My wife and I met at a medium-sized Christian camp.
Camp life — especially in summer — is like a city in miniature. We’re no longer part of the action, but when we drop our guys off (one serving on staff for ten weeks, the other taking a 4-week leadership program) we probably see the place a little differently than some.
There were little conversations going on between camp people doing camp things. Conversations that a few years ago we would have been part of. (Maybe we tune-in more than others.) Details that must be firmed up. Things coming together at the last minute. All good, all necessary, but all of it very internal.
I wondered this time if that’s how outsiders see us when (and if) they visit our churches. Conversations about upcoming programs. Discussions about people best suited to fill particular needs. In-joking about something that happened in the previous worship service.
In other words, church people doing church things and talking about church activities. All good, all necessary, but all of it very internal. And all of it about the maintenance and operation of the institution.
I’m a rebel. I just want to walk up to those people (the church people, not the camp people, who are younger, and given more grace) and even though they don’t me, just cut right into the conversation and say, “Hey, so what’s God been showing you this week?”
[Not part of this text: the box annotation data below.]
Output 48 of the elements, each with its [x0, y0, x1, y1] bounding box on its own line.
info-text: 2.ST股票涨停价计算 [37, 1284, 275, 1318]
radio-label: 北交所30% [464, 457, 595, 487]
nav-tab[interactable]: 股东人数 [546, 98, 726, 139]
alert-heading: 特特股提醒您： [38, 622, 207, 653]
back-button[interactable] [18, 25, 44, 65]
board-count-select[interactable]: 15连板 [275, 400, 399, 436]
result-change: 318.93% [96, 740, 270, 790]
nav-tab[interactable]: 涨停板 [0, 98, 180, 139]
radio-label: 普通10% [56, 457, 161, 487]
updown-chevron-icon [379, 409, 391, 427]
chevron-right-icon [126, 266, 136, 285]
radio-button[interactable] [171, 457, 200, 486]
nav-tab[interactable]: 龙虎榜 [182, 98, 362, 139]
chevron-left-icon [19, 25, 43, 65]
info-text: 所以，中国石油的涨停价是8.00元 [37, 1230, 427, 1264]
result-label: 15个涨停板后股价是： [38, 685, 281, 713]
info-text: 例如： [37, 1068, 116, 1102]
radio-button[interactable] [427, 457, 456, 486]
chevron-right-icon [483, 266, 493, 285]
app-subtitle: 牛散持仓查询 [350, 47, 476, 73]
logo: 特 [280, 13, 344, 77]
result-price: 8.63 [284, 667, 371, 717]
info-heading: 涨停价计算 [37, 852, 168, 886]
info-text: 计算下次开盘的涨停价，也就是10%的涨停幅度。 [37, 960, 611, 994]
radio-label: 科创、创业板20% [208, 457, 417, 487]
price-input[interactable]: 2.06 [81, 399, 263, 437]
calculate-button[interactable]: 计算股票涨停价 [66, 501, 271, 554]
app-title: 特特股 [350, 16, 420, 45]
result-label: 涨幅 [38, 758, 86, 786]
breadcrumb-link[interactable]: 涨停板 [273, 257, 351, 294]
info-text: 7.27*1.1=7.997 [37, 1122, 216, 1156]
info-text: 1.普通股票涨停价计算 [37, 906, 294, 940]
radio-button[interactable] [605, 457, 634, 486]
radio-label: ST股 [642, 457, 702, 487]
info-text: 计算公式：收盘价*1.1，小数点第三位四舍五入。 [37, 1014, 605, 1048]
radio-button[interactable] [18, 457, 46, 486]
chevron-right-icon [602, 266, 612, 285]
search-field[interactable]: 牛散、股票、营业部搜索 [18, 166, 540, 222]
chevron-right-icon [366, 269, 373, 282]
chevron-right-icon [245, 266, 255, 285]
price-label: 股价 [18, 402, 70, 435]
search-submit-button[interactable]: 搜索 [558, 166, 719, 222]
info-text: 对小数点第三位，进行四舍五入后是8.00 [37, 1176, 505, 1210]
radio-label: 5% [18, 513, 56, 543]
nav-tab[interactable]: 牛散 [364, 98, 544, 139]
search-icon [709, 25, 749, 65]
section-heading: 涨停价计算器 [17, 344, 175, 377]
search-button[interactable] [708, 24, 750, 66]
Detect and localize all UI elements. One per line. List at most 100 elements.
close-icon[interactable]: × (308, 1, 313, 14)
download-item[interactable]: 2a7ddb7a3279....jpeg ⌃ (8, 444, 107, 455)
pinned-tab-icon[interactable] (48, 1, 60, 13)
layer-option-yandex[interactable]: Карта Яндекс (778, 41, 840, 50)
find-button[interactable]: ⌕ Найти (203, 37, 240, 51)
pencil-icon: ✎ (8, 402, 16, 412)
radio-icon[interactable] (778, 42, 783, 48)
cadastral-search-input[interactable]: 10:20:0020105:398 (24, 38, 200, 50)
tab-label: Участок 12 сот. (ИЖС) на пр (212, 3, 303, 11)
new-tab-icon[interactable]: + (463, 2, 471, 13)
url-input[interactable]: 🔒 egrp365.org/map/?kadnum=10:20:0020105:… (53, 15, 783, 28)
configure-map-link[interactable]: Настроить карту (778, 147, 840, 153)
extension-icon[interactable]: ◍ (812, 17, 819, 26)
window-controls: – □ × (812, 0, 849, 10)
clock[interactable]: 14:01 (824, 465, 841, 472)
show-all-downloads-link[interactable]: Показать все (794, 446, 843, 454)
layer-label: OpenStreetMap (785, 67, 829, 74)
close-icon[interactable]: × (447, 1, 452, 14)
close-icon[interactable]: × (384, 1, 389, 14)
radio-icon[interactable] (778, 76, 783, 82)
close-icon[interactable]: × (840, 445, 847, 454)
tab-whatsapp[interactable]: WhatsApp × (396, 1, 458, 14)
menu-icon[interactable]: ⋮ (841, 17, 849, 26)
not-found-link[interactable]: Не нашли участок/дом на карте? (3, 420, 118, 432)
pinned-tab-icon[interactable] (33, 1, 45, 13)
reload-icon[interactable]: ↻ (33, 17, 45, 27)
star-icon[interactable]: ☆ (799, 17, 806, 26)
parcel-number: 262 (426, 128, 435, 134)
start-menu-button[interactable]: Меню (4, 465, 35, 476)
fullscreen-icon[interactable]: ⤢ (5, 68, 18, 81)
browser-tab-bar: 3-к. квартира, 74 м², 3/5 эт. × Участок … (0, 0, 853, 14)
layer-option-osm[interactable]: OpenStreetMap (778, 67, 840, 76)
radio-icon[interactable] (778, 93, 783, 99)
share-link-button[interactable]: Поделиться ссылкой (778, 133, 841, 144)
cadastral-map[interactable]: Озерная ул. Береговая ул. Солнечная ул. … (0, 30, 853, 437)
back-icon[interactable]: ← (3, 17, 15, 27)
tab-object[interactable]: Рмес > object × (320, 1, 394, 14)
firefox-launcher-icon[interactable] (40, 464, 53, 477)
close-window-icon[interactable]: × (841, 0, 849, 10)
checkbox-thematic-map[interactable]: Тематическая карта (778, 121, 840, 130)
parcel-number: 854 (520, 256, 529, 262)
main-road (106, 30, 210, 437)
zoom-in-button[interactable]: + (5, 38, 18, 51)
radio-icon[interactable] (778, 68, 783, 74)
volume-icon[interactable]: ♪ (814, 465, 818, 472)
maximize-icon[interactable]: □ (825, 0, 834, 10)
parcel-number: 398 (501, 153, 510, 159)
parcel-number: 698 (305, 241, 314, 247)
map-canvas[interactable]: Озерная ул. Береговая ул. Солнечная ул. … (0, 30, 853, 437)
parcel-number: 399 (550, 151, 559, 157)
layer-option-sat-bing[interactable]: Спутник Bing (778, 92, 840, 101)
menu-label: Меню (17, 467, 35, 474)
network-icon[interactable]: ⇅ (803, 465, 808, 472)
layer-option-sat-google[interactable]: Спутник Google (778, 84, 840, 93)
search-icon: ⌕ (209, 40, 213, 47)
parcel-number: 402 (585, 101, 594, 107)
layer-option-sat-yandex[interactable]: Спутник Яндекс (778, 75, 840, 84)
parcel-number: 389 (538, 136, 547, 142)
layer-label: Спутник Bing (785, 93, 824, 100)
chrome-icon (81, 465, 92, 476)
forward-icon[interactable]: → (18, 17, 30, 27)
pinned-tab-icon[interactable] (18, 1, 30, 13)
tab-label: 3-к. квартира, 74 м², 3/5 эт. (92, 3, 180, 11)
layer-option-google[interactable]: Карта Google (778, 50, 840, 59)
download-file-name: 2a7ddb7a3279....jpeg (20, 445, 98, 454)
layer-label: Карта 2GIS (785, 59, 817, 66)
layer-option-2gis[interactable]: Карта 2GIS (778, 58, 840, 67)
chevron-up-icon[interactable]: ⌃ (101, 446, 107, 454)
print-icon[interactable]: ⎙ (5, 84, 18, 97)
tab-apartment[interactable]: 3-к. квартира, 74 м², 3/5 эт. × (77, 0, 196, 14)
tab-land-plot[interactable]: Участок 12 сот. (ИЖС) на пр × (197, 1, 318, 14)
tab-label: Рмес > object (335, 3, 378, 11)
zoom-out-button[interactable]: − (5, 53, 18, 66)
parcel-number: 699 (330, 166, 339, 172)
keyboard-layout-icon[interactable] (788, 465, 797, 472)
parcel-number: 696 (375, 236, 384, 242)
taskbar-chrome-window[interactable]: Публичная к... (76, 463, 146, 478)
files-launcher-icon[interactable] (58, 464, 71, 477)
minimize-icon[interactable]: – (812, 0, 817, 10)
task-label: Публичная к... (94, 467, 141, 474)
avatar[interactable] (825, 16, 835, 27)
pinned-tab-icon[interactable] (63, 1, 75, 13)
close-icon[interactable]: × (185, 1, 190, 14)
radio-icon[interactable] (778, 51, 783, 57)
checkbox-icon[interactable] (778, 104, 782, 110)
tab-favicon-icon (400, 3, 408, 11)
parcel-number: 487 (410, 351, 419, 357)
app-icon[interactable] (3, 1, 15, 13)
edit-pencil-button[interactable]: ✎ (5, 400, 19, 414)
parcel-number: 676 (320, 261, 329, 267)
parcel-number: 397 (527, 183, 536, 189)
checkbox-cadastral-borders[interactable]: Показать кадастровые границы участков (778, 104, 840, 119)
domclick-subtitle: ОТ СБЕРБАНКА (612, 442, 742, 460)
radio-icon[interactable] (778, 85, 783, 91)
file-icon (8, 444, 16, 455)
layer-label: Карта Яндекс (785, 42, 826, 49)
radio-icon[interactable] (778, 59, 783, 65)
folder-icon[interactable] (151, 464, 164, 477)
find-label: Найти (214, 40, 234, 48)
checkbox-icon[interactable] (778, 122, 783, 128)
I think this is the ultimate conversation starter (and stopper) in any church lobby. But it’s the question we need to keep coming back to.
What’s God been showing me today? That we need to be a little more external in our conversations… because we never know who is listening.
Let your conversation be always full of grace, seasoned with salt, so that you may know how to answer everyone. (Col 4:6 NIV)
Use your heads as you live and work among outsiders. Don’t miss a trick. Make the most of every opportunity. Be gracious in your speech. The goal is to bring out the best in others in a conversation. (Col 4:5-6a The Message)
Digging Deeper: The passage from the Message discusses “living and working with outsiders” which may seem diametrically opposed to what we do in church. But a recent sermon by Bruxy Cavey reminded me that many times non-believers and even people from other faiths attend our churches to check out how we fare at “doing life together.”
If our preoccupation is the next bake sale or the youth car wash, (or worse, the price of dog food at Wal-Mart) then they will pick up on this, and question the authenticity of our faith. I’m going to go out on a limb here and suggest that you can guage the spiritual tone of a church by its lobby conversations.
So what’s God been showing you this week?